Nous y avons vu que pendant la tourmente révolutionnaire de la fin du dernier siècle, les sectaires qui prenaient plaisir, sous prétexte d'une prétendue régénération sociale, à détruire les monuments du passé, même ceux qui pouvaient rappeler les faits glorieux de la France, avaient impitoyablement saccagé les Cinq Croix qui étaient alors en fer, à l'exception de celle du milieu qui était en fer et pierre.
Ce fut le 23 thermidor, an IX, année 1802, que par les soins de M. de PARRON, seigneur de MARCHEFROY, elles furent rétablies en bois comme en faisait foi, l'inscription qu'on lisait sur celle du milieu.
La bénédiction s'en fit quatre ans après; nous pensons ne pouvoir nous dispenser de relater ici, dans son entier, le procès verbal qui a été dressé à l'occasion de cette cérémonie.
"L'an 1806, le dimanche des Rameaux, 30 mars a été processionnellement béni, quatre croix, en présence des fabriciens et habitants de cette paroisse qui, jointes à celles qui a été plantée il y a environ un an sur le carrefour, dit, des Cinq Croix, lieu où elles ont existé avant la Révolution et depuis un temps immémorial ; pour quoi, nous avons cru devoir insérer le présent procès-verbal au registre de notre fabrique pour la régénération de cette place aussi remarquable, comme des endroits les plus éloignés de France. Fait, ces dits jour et an et avons signé."
"Juglet, curé; Masson, Moyer le jeune; Moyer ; Masson Aimé ;Louet; Dagron ;Druyer ; Egasse ; Vincent Lecoq; Pasquier ; B. Bréant ; F. Chartier ; Michel; Masson, Maire; Jean Dubois; Jean Louis Dubois; Druyer ; Charles Vasseur ; Renaud; Sergent, Charles Germain; Thuvin ; Fouasse ; Françoise Girard ; Guérinot ; Bréant ; Dragon; Deschamps."
Nous avons donné les noms des signataires pour rendre hommage à leur belle conduite dans cette oeuvre de réparation.

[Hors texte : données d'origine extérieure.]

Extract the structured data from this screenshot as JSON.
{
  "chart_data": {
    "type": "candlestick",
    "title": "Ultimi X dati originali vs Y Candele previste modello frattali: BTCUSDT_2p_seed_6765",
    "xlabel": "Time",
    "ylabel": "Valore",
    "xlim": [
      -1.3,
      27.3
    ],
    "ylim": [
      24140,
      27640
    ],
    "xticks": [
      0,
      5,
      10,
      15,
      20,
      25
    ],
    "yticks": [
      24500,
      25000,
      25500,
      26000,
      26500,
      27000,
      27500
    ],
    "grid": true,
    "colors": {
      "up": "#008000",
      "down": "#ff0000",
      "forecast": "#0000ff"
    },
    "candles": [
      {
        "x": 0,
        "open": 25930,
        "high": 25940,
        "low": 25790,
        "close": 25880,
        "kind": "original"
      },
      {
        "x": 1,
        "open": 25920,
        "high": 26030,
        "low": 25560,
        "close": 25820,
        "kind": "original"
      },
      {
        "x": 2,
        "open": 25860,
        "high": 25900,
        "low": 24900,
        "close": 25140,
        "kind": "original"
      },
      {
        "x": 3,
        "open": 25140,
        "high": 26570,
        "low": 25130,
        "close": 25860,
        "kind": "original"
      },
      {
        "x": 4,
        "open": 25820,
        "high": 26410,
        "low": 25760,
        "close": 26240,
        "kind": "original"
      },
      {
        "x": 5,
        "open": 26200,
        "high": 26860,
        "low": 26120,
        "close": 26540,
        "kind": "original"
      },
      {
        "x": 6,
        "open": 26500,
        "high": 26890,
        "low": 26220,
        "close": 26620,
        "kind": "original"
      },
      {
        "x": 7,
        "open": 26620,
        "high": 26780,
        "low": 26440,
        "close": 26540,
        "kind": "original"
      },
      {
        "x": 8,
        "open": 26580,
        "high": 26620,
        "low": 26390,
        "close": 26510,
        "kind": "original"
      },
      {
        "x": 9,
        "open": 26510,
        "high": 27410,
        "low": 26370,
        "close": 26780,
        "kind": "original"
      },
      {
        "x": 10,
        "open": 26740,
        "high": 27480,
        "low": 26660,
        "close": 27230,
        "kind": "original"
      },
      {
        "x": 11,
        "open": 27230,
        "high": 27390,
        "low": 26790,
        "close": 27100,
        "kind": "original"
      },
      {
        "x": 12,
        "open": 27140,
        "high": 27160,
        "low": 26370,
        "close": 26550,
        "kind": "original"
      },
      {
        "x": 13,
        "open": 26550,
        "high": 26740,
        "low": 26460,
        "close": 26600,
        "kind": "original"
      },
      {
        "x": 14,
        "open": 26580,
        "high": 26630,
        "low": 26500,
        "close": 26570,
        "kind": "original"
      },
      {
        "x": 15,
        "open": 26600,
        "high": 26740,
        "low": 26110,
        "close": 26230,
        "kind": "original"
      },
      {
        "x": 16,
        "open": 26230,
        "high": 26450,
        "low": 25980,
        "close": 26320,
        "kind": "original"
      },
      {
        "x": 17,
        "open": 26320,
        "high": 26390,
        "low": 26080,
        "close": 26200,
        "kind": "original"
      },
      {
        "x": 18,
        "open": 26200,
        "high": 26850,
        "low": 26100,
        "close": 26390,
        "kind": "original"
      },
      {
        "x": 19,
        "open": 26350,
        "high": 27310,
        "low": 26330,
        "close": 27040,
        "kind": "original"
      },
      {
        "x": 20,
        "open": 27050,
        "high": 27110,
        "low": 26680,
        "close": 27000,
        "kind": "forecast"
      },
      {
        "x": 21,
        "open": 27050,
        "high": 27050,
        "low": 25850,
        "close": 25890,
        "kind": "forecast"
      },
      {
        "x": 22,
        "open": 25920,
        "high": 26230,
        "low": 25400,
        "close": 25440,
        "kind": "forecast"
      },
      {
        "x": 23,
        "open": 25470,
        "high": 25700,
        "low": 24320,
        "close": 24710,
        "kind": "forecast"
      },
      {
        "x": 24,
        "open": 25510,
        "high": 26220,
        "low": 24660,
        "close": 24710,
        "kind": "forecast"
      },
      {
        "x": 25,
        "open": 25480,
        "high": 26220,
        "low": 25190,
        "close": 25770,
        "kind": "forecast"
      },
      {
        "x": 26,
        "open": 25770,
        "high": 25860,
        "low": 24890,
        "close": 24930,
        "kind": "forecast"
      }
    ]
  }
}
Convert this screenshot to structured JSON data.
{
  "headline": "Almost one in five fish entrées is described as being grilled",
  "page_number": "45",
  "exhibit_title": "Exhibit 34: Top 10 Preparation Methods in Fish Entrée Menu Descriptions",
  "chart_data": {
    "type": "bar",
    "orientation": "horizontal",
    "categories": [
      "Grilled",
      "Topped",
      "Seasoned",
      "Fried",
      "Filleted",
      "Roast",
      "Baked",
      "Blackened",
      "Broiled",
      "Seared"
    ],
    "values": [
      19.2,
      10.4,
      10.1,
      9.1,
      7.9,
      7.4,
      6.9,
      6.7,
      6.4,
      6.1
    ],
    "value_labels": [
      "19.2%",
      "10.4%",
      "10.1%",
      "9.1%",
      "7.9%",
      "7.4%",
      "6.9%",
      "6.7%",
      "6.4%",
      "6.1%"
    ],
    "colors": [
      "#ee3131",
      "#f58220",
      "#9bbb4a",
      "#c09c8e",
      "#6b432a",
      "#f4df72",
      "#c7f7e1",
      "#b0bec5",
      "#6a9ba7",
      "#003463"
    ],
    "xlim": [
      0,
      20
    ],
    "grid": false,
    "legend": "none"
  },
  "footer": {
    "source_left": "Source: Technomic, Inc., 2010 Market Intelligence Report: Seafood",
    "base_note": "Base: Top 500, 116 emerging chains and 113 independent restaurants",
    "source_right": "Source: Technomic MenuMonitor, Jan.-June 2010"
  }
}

En 1587 par suite de l'élargissement de la route, on fut obligé de déplacer quatre des croix, et lorsqu'on fit la translation, on fouilla au pied de chacune d'elles et l'on trouva quatre squelettes d'hommes que l'on enterra sous la croix du milieu avec un cinquième qui s'y trouvait également enterré.
Enfin ces croix tombant en vétusté, ont été refaites en pierre et plantée le vendredi 20 juin 1862, en présence de nombreux témoins; on a été particulièrement redevable de cette dernière restauration à M.MOYER,alors, maire de la localité, appuyé par la majorité du conseil.
La bénédiction solennelle s'en fit le 20 juillet suivant, au milieu d'un grand concours de personnes accourues des pays environnants.